E ADESSO PUOI RINCHIUDERTI NEL BAGNO A VOMITARE LE TUE POESIE


e infatti sono andati via tutti. a malincuore ed esalando un primo sospiro di sollievo. come si lascia la prima donna amata. come si lascia una madre ad invecchiare in un ospizio scadente. e noi testardi e folli idioti ancora innamorati del mare. figure in dissolvenza nel niente di fatto. mentre altri futuri e altri scontri esplodono nel cielo distillato della vostra calma apparente. si capiva a prima vista che si era trasferita a bologna dal senso di emulazione di gesti irripetibili che si portava addosso. e poi perchè tutti i suoi vestiti odoravano di fumo buono. di quello che noi non ci possiamo mai permettere. come i nostri obiettivi troppo costosi. accontentarsi. accontentarsi. accontentarsi. che poi quand'è che i soldi hanno iniziato ad essere un fattore così importante per le nostre vite? e il cielo è sempre più nero, altrochè. e la rivoluzione se è un gioco non possiamo più concedercelo. che la nostra è più che altro una vita violentata. e nonostate tutto ammettere di essere felici così come si ammette una colpa. per il ruolo che ci siamo scelti o che più semplicemente ci siamo ritrovati appiccicato addosso. come quando mi dici che il nero mi donava di più e allora non hai capito un cazzo. ma tanto il passato è come quelle parole su fogli impolverati che ritrovi in fondo ai cassetti e che non ricordavi neanche di avere scritto.

6 dicembre 2010

DI RICORDI INTERMITTENTI E DI FUTURI ABBOZZATI


e anche quando non c'è più niente da fare resta comunque tanto da dire. è la città che ci ingravida di parole. è questo amore che ci infebbra la vita. ed è quello che ti meriti. però ricordati dei nostri peccati passati e di tutte le volte che ci siamo squarciati le braccia nei quartieri neri. erano vie intitolate a uomini di stato poeti artisti santi e altri nomi di gente a noi sconosciuta. essere sinceri ed essere insensibili. l'inestimabile valore di questi pezzi di carta che non sanno volare. che ci venivano incontro le madri rimaste orfane di figli spariti ormai per sempre. essere spietati ed essere comprensivi. incomprensibile è questo bisogno di trovarsi da una qualche parte della barricata e non riuscire invece a vivere al di fuori di tutto senza averne paura. tengono i negozi aperti tutta la notte per noi che non abbiamo un centesimo. le luci di natale e le lacrime di dicembre per noi che non abbiamo un cazzo da festeggiare. arriverà un giorno e sarà interminabile. sarà per noi che parliamo da soli e per tua madre non ha più niente da raccontare. esplodono in terra quei nostri amori che ci sembravano epocali e invece erano solo un' ouverture tra l'altro male interpretata. e sopravviveremo ancora ai nostri ricordi intermittenti ai futuri abbozzati e ai versi delle canzoni come manganelli della polizia.

28 novembre 2010

"CHE BISOGNA ESSERE FOLLI PER ESSERE CHIARI"

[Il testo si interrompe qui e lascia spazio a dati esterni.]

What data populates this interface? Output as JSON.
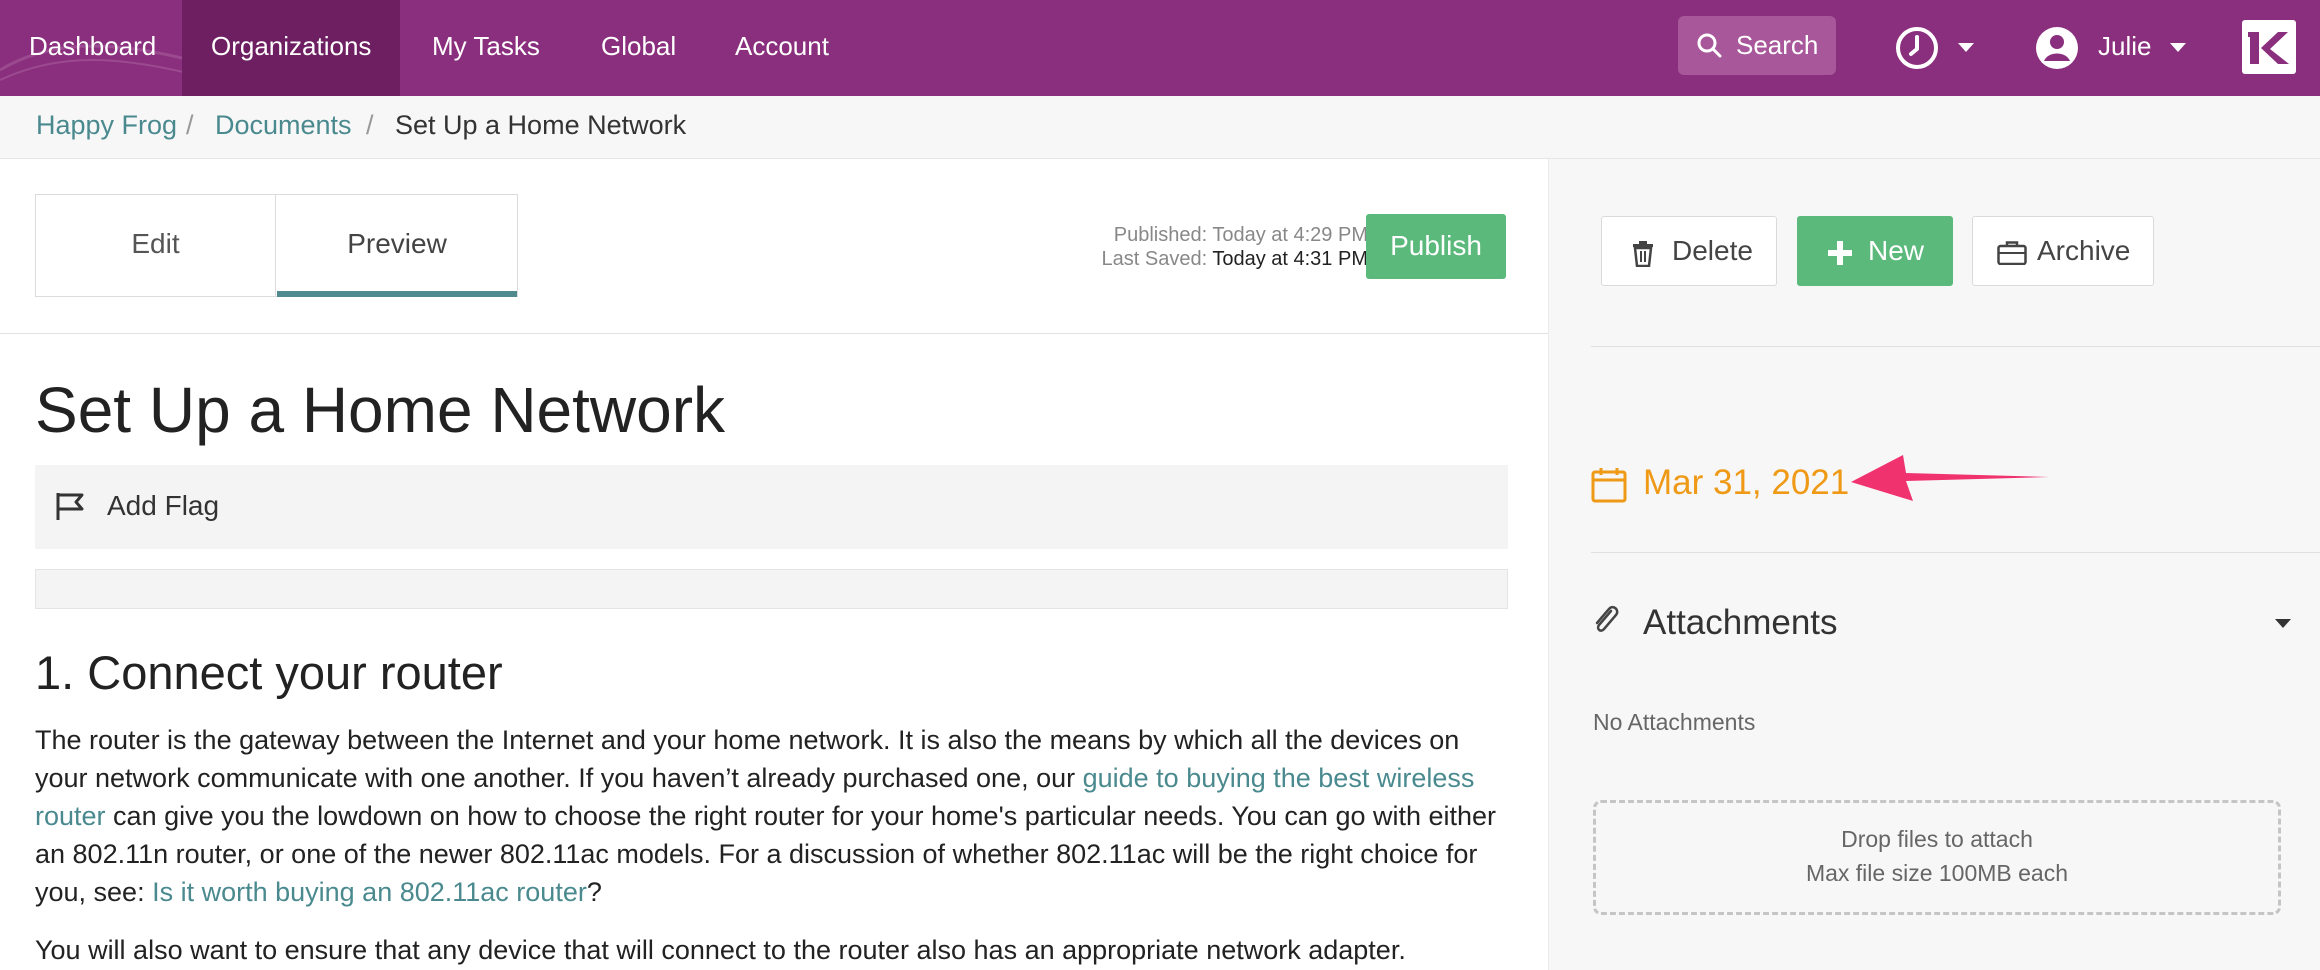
{
  "nav": {
    "items": [
      {
        "label": "Dashboard",
        "active": false
      },
      {
        "label": "Organizations",
        "active": true
      },
      {
        "label": "My Tasks",
        "active": false
      },
      {
        "label": "Global",
        "active": false
      },
      {
        "label": "Account",
        "active": false
      }
    ],
    "search_label": "Search",
    "user_name": "Julie",
    "logo_icon": "k-logo-icon"
  },
  "breadcrumb": {
    "items": [
      "Happy Frog",
      "Documents"
    ],
    "current": "Set Up a Home Network"
  },
  "editor": {
    "tabs": [
      "Edit",
      "Preview"
    ],
    "active_tab": "Preview",
    "published_label": "Published:",
    "published_value": "Today at 4:29 PM",
    "saved_label": "Last Saved:",
    "saved_value": "Today at 4:31 PM",
    "publish_button": "Publish"
  },
  "document": {
    "title": "Set Up a Home Network",
    "flag_label": "Add Flag",
    "section_heading": "1. Connect your router",
    "p1_a": "The router is the gateway between the Internet and your home network. It is also the means by which all the devices on your network communicate with one another. If you haven’t already purchased one, our ",
    "p1_link1": "guide to buying the best wireless router",
    "p1_b": " can give you the lowdown on how to choose the right router for your home's particular needs. You can go with either an 802.11n router, or one of the newer 802.11ac models. For a discussion of whether 802.11ac will be the right choice for you, see: ",
    "p1_link2": "Is it worth buying an 802.11ac router",
    "p1_c": "?",
    "p2": "You will also want to ensure that any device that will connect to the router also has an appropriate network adapter."
  },
  "sidebar": {
    "delete_label": "Delete",
    "new_label": "New",
    "archive_label": "Archive",
    "date": "Mar 31, 2021",
    "attachments_title": "Attachments",
    "no_attachments": "No Attachments",
    "drop_line1": "Drop files to attach",
    "drop_line2": "Max file size 100MB each"
  },
  "colors": {
    "nav_bg": "#8a2f7d",
    "accent_green": "#5bb97b",
    "link_teal": "#4a8a8f",
    "date_orange": "#ef9a16",
    "annotation_pink": "#f0336f"
  }
}
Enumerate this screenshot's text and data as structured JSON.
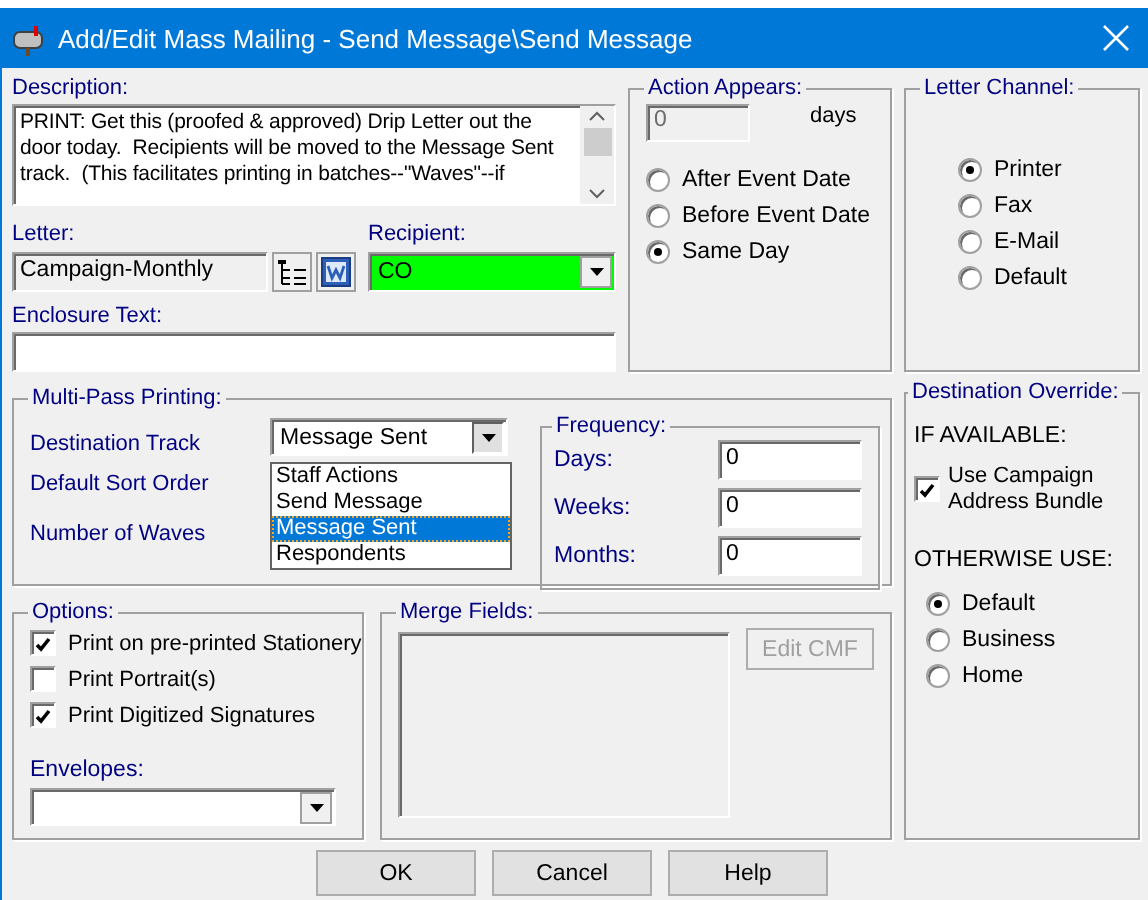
{
  "window": {
    "title": "Add/Edit Mass Mailing - Send Message\\Send Message"
  },
  "description": {
    "label": "Description:",
    "value": "PRINT: Get this (proofed & approved) Drip Letter out the door today.  Recipients will be moved to the Message Sent track.  (This facilitates printing in batches--\"Waves\"--if"
  },
  "letter": {
    "label": "Letter:",
    "value": "Campaign-Monthly"
  },
  "recipient": {
    "label": "Recipient:",
    "value": "CO"
  },
  "enclosure": {
    "label": "Enclosure Text:"
  },
  "action_appears": {
    "title": "Action Appears:",
    "days_value": "0",
    "days_disabled": true,
    "days_label": "days",
    "options": [
      {
        "label": "After Event Date",
        "selected": false
      },
      {
        "label": "Before Event Date",
        "selected": false
      },
      {
        "label": "Same Day",
        "selected": true
      }
    ]
  },
  "letter_channel": {
    "title": "Letter Channel:",
    "options": [
      {
        "label": "Printer",
        "selected": true
      },
      {
        "label": "Fax",
        "selected": false
      },
      {
        "label": "E-Mail",
        "selected": false
      },
      {
        "label": "Default",
        "selected": false
      }
    ]
  },
  "multi_pass": {
    "title": "Multi-Pass Printing:",
    "labels": [
      "Destination Track",
      "Default Sort Order",
      "Number of Waves"
    ],
    "destination_track": {
      "value": "Message Sent",
      "expanded": true,
      "options": [
        {
          "label": "Staff Actions",
          "selected": false
        },
        {
          "label": "Send Message",
          "selected": false
        },
        {
          "label": "Message Sent",
          "selected": true
        },
        {
          "label": "Respondents",
          "selected": false
        }
      ]
    },
    "frequency": {
      "title": "Frequency:",
      "fields": [
        {
          "label": "Days:",
          "value": "0"
        },
        {
          "label": "Weeks:",
          "value": "0"
        },
        {
          "label": "Months:",
          "value": "0"
        }
      ]
    }
  },
  "options": {
    "title": "Options:",
    "checks": [
      {
        "label": "Print on pre-printed Stationery",
        "checked": true
      },
      {
        "label": "Print Portrait(s)",
        "checked": false
      },
      {
        "label": "Print Digitized Signatures",
        "checked": true
      }
    ],
    "envelopes_label": "Envelopes:"
  },
  "merge_fields": {
    "title": "Merge Fields:",
    "button": {
      "label": "Edit CMF",
      "disabled": true
    }
  },
  "destination_override": {
    "title": "Destination Override:",
    "if_available": "IF AVAILABLE:",
    "bundle": {
      "label": "Use Campaign Address Bundle",
      "checked": true
    },
    "otherwise": "OTHERWISE USE:",
    "options": [
      {
        "label": "Default",
        "selected": true
      },
      {
        "label": "Business",
        "selected": false
      },
      {
        "label": "Home",
        "selected": false
      }
    ]
  },
  "buttons": [
    {
      "label": "OK"
    },
    {
      "label": "Cancel"
    },
    {
      "label": "Help"
    }
  ]
}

ci sono questi palazzi enormi che sono come cattedrali moderne. e noi due a camminarci in mezzo per proteggerci dal vento e dalla polizia della gente per bene. parlando di progetti futuri che non riescono ad oltrepassarli e restano ad aleggiare improbabili a circa due metri d'altezza dall'asfalto ancora asciutto. le nostre vite in cassa integrazione per sei mesi un anno e poi chissà. la disintegrazione delle nostre insicurezze interiori. a colpi di abbracci e di discussioni vagheggianti su cosa penserebbe Pasolini della televisione di oggi. e di notte certi botti che non sai mai se sono fuochi artificiali lontani oppure spari sotto casa. girato l'angolo c'è un presidio al giorno di neodisoccupati e i neolaureati che ci passano davanti a testa bassa. lo sguardo ad un asfalto nero come il futuro ma poi chissà. magari a noi andrà meglio. che poi con tutte queste fabbriche abbandonate è un peccato che per noi non sia più tempo di rave. che sia sempre tempo di pagare l'affitto. per un altro inverno senza riscaldamento. per andare ai concerti con le bottiglie di vino nella tua borsa. che vivere costa sempre troppo e a volte noi non potremmo proprio permettercelo. dovremmo accontentarci di esistere. e i ritardi gli scontri questi eserciti di quattro cinque persone che se ci pensi bene siamo un po' in guerra anche noi. partiremo senza salutare e torneremo solo dentro a un libro. per rifarci ancora le anime e non avere più niente da invidiare a dio. per questi amori che sono una dichiarazione di guerra alle tristezze e alle solitudini indesiderate. una guerriglia suburbana per un irrinunciabile diritto ad essere. ci troveranno armati e inconsapevoli. ci sorprenderanno spensierati disperati e sorridenti. e non avremo scampo o forse chissà potremmo anche farcela.

27 ottobre 2010

L'ESAGERAZIONE DELLE TRE LETTERE N O I. CI VORREBBE UN PRONOME PER INDICARE SOLO ME E TE E NESSUN ALTRO


e non ci eravamo mai presi sul serio. nè noi nè quel nostro modo di mancarci appena. ma adesso i nostri occhi hanno sguardi migliori e niente su cui posarsi quando nelle nostre camere lontane regnano silenzi che sono imperi che cadono al suono delle nostre suonerie personalizzate. la musica che anticipa la tua voce. la colonna sonora delle nostre conversazioni infinite. abituarsi alle sirene della polizia che esplodono improvvise come un urlo che squarcia la calma della domenica. nel silenzio surreale della città. la città sporca del sangue incrostato del sabato notte. ai colloqui di lavoro non ci vado neanche più vestito bene. tanto alla fine non ci faranno mai sapere niente. ti richiamo dopo. dopo che avrò deciso cosa fare della mia vita. quindi richiamami tu che io potrei non farlo mai. e come spiegarti il modo in cui queste storie si impadroniscono della realtà. come un mondo immaginario possa a volte rapire e lacerare chi lo concepisce. forse perchè non è esattamente fantasia. e perchè continuare a farlo non so proprio dirtelo. so solo che lo faccio anche se non vale niente in termini economici quindi pratici quindi significativi.